I don't see Trump behaving much differently than he did in 2016. By that I mean, exactly the type things you mention above, mainly that he dismissed the popular polls as unreliable. On the night before the election, the major news networks were all still talking about a 90%+ chance that Hillary Clinton was going to win. She didn't win. And I know her people just love to talk about how she won the popular vote, but the popular vote doesn't really count for anything. Well, unless a State passes a law that binds their electors to voting for the result of their States' popular vote tally. We do now at least have some clarification from SCOTUS on that, i.e. that electors can be required by their State legislatures to vote for the candidate who won in their state.
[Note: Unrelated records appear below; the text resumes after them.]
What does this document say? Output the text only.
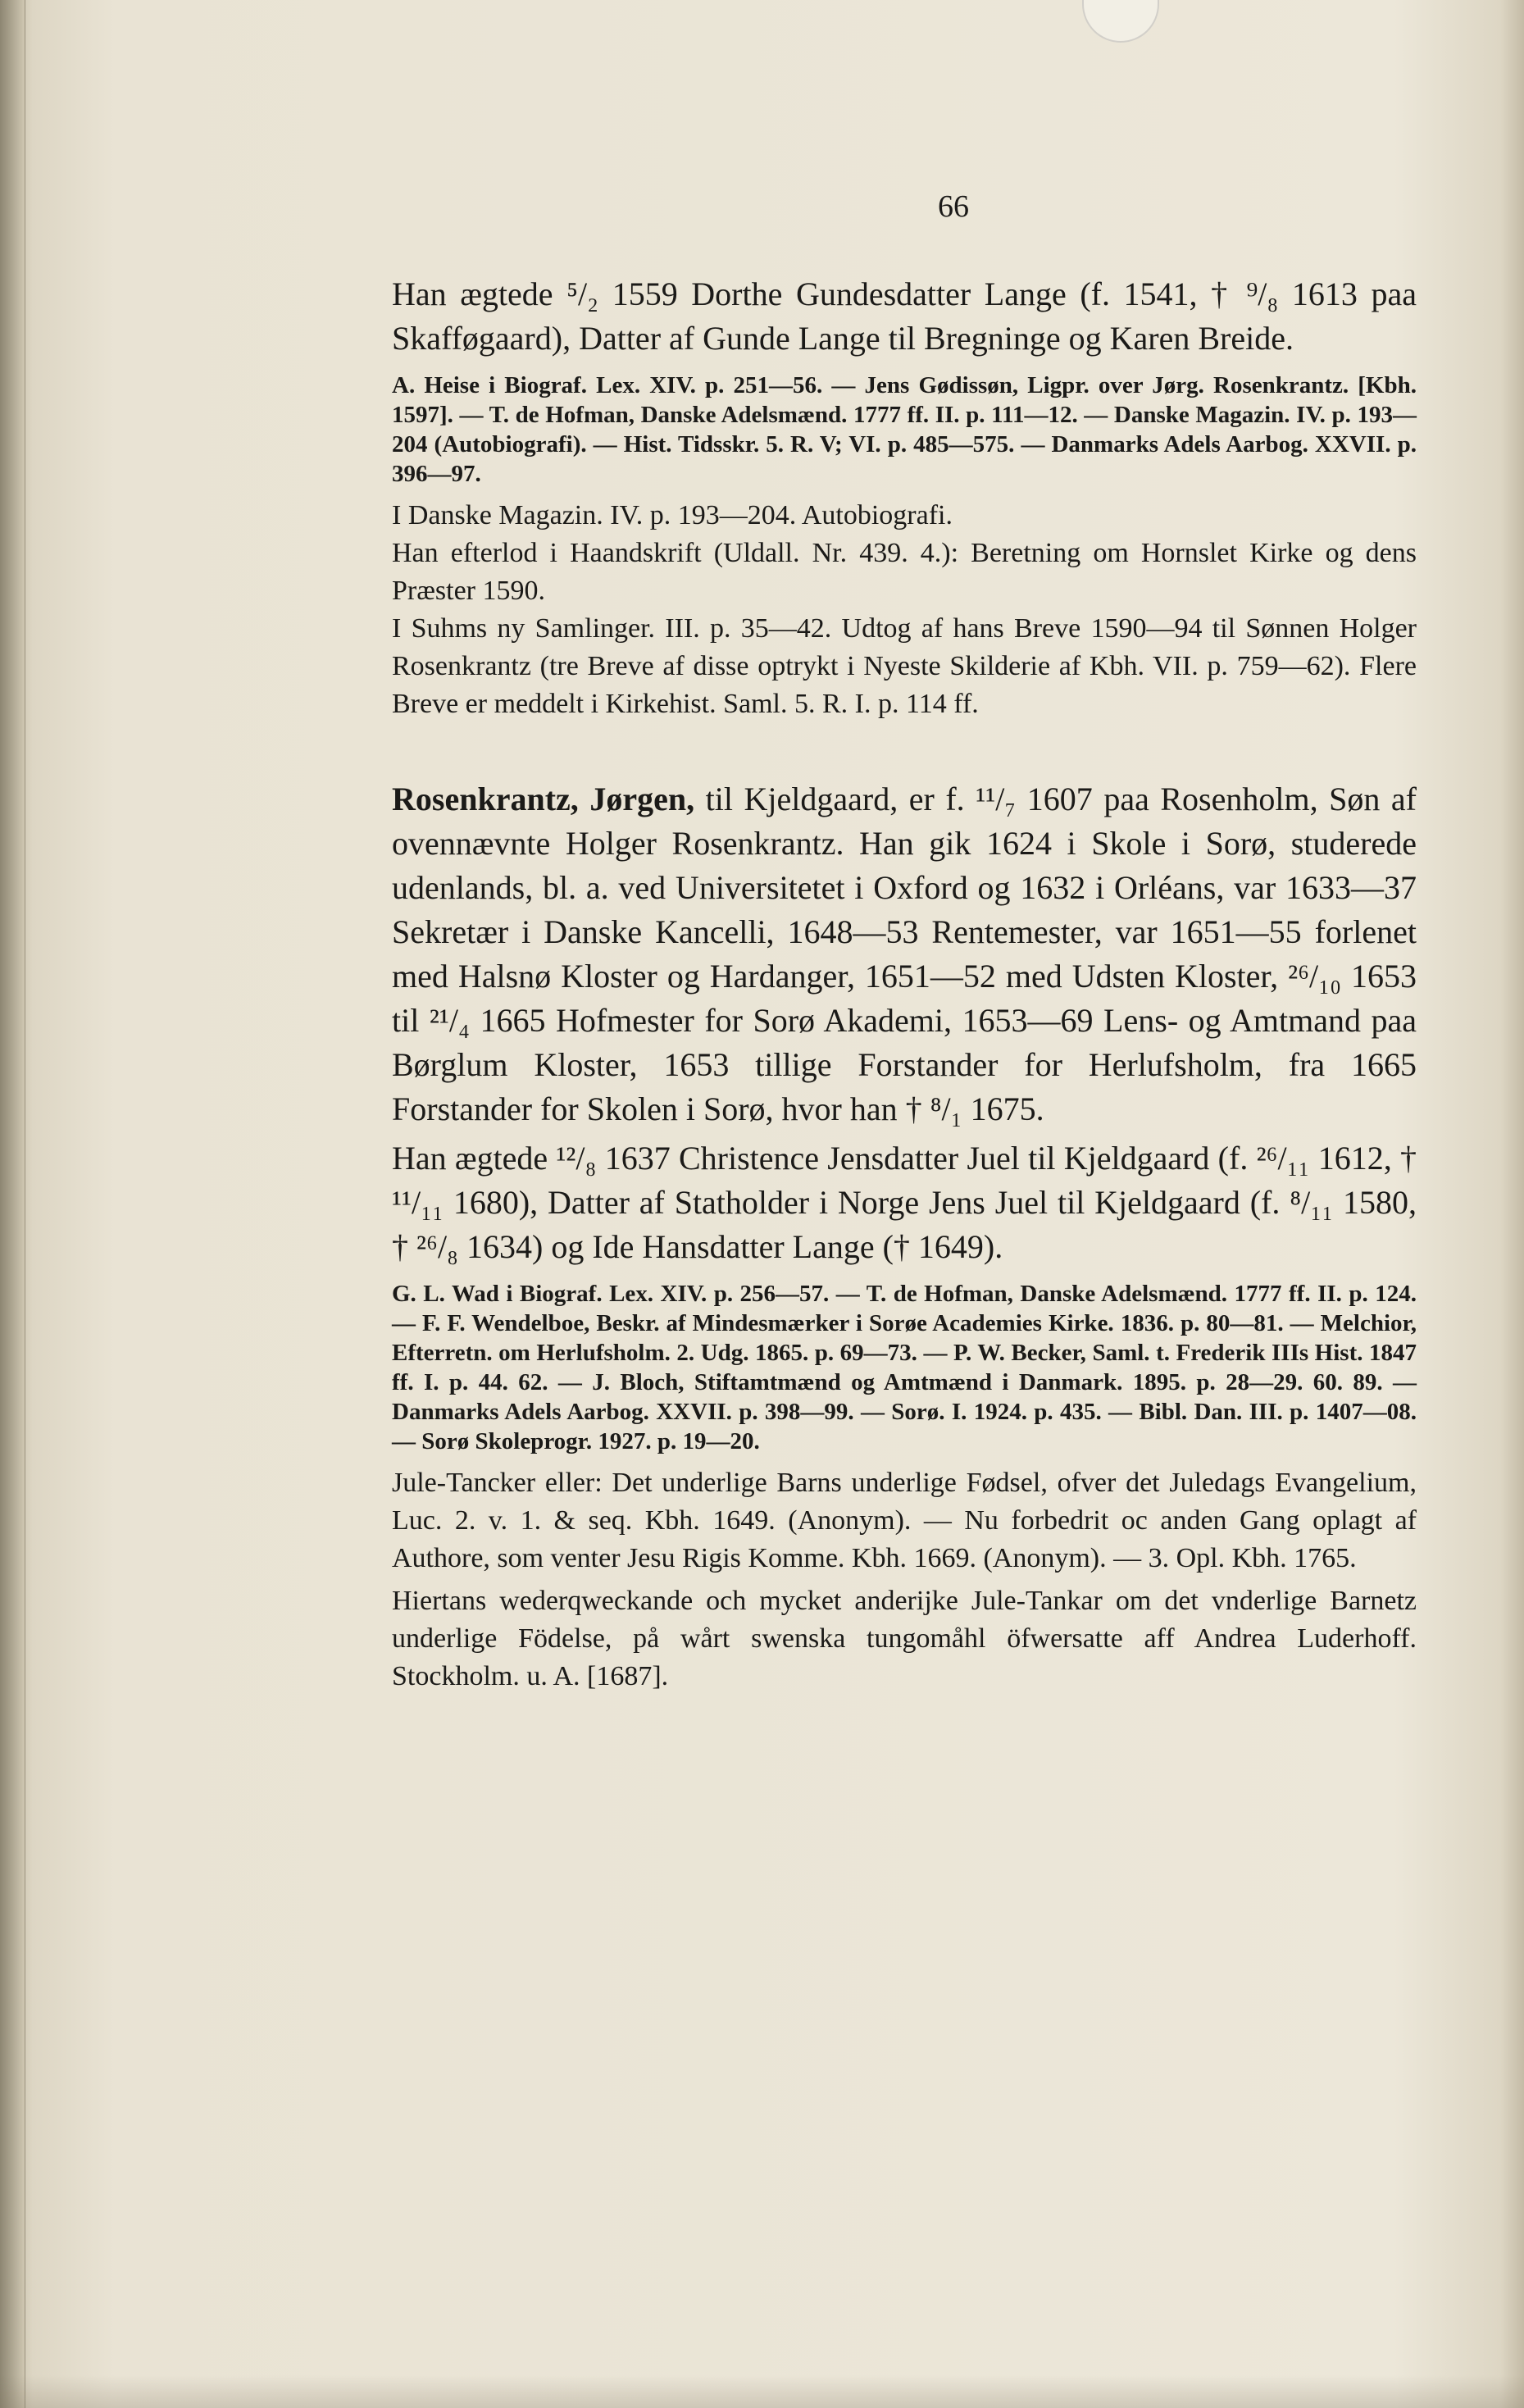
66

Han ægtede ⁵/₂ 1559 Dorthe Gundesdatter Lange (f. 1541, † ⁹/₈ 1613 paa Skafføgaard), Datter af Gunde Lange til Bregninge og Karen Breide.

A. Heise i Biograf. Lex. XIV. p. 251—56. — Jens Gødissøn, Ligpr. over Jørg. Rosenkrantz. [Kbh. 1597]. — T. de Hofman, Danske Adelsmænd. 1777 ff. II. p. 111—12. — Danske Magazin. IV. p. 193—204 (Autobiografi). — Hist. Tidsskr. 5. R. V; VI. p. 485—575. — Danmarks Adels Aarbog. XXVII. p. 396—97.

I Danske Magazin. IV. p. 193—204. Autobiografi.

Han efterlod i Haandskrift (Uldall. Nr. 439. 4.): Beretning om Hornslet Kirke og dens Præster 1590.

I Suhms ny Samlinger. III. p. 35—42. Udtog af hans Breve 1590—94 til Sønnen Holger Rosenkrantz (tre Breve af disse optrykt i Nyeste Skilderie af Kbh. VII. p. 759—62). Flere Breve er meddelt i Kirkehist. Saml. 5. R. I. p. 114 ff.

Rosenkrantz, Jørgen, til Kjeldgaard, er f. ¹¹/₇ 1607 paa Rosenholm, Søn af ovennævnte Holger Rosenkrantz. Han gik 1624 i Skole i Sorø, studerede udenlands, bl. a. ved Universitetet i Oxford og 1632 i Orléans, var 1633—37 Sekretær i Danske Kancelli, 1648—53 Rentemester, var 1651—55 forlenet med Halsnø Kloster og Hardanger, 1651—52 med Udsten Kloster, ²⁶/₁₀ 1653 til ²¹/₄ 1665 Hofmester for Sorø Akademi, 1653—69 Lens- og Amtmand paa Børglum Kloster, 1653 tillige Forstander for Herlufsholm, fra 1665 Forstander for Skolen i Sorø, hvor han † ⁸/₁ 1675.

Han ægtede ¹²/₈ 1637 Christence Jensdatter Juel til Kjeldgaard (f. ²⁶/₁₁ 1612, † ¹¹/₁₁ 1680), Datter af Statholder i Norge Jens Juel til Kjeldgaard (f. ⁸/₁₁ 1580, † ²⁶/₈ 1634) og Ide Hansdatter Lange († 1649).

G. L. Wad i Biograf. Lex. XIV. p. 256—57. — T. de Hofman, Danske Adelsmænd. 1777 ff. II. p. 124. — F. F. Wendelboe, Beskr. af Mindesmærker i Sorøe Academies Kirke. 1836. p. 80—81. — Melchior, Efterretn. om Herlufsholm. 2. Udg. 1865. p. 69—73. — P. W. Becker, Saml. t. Frederik IIIs Hist. 1847 ff. I. p. 44. 62. — J. Bloch, Stiftamtmænd og Amtmænd i Danmark. 1895. p. 28—29. 60. 89. — Danmarks Adels Aarbog. XXVII. p. 398—99. — Sorø. I. 1924. p. 435. — Bibl. Dan. III. p. 1407—08. — Sorø Skoleprogr. 1927. p. 19—20.

Jule-Tancker eller: Det underlige Barns underlige Fødsel, ofver det Juledags Evangelium, Luc. 2. v. 1. & seq. Kbh. 1649. (Anonym). — Nu forbedrit oc anden Gang oplagt af Authore, som venter Jesu Rigis Komme. Kbh. 1669. (Anonym). — 3. Opl. Kbh. 1765.

Hiertans wederqweckande och mycket anderijke Jule-Tankar om det vnderlige Barnetz underlige Födelse, på wårt swenska tungomåhl öfwersatte aff Andrea Luderhoff. Stockholm. u. A. [1687].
But it is the electors that choose the next President.
So when I said, "You've got to beat him first," I only meant "don't count chickens before they hatch." Trump may be defeated in this election, but it hasn't happened yet.
As for Trump's mention of the date of the election, I think that was an intentional troll, something that twitter account is prone to. (I have my doubts that Trump himself is the author of those messages ... he has the best people working on it, fabulous people, classy people) He didn't actually propose that the date be changed, he "aired" the idea to get the left wigged out about it. He doesn't have the authority to change anything, which is why I'm sure of that. It is extremely, and I do mean
extremely, unlikely that the date of the election will be affected in any way. I only leave open the slight possibility because the reopening of schools nationwide in the next few weeks could lock us all down again, and then what? That would be a terrible mistake, but one thing I've learned in 2020 is that local State government leadership in the US is capable of even bigger mistakes than the Fed.
But if you want to get technical about it for the sake of argument, there is nothing in the Constitution that mandates when the election is held, it is a matter of State law. The real election that matters is the elector's in December, and even that doesn't have a set (by the Constitution) date. The only Constitutionally mandated date is the end/beginning of the next term, i.e. January 20. We have a lot of traditions and
local laws in the US that people are just very, very used to, but they're not actually 'set in stone' (or the Constitution).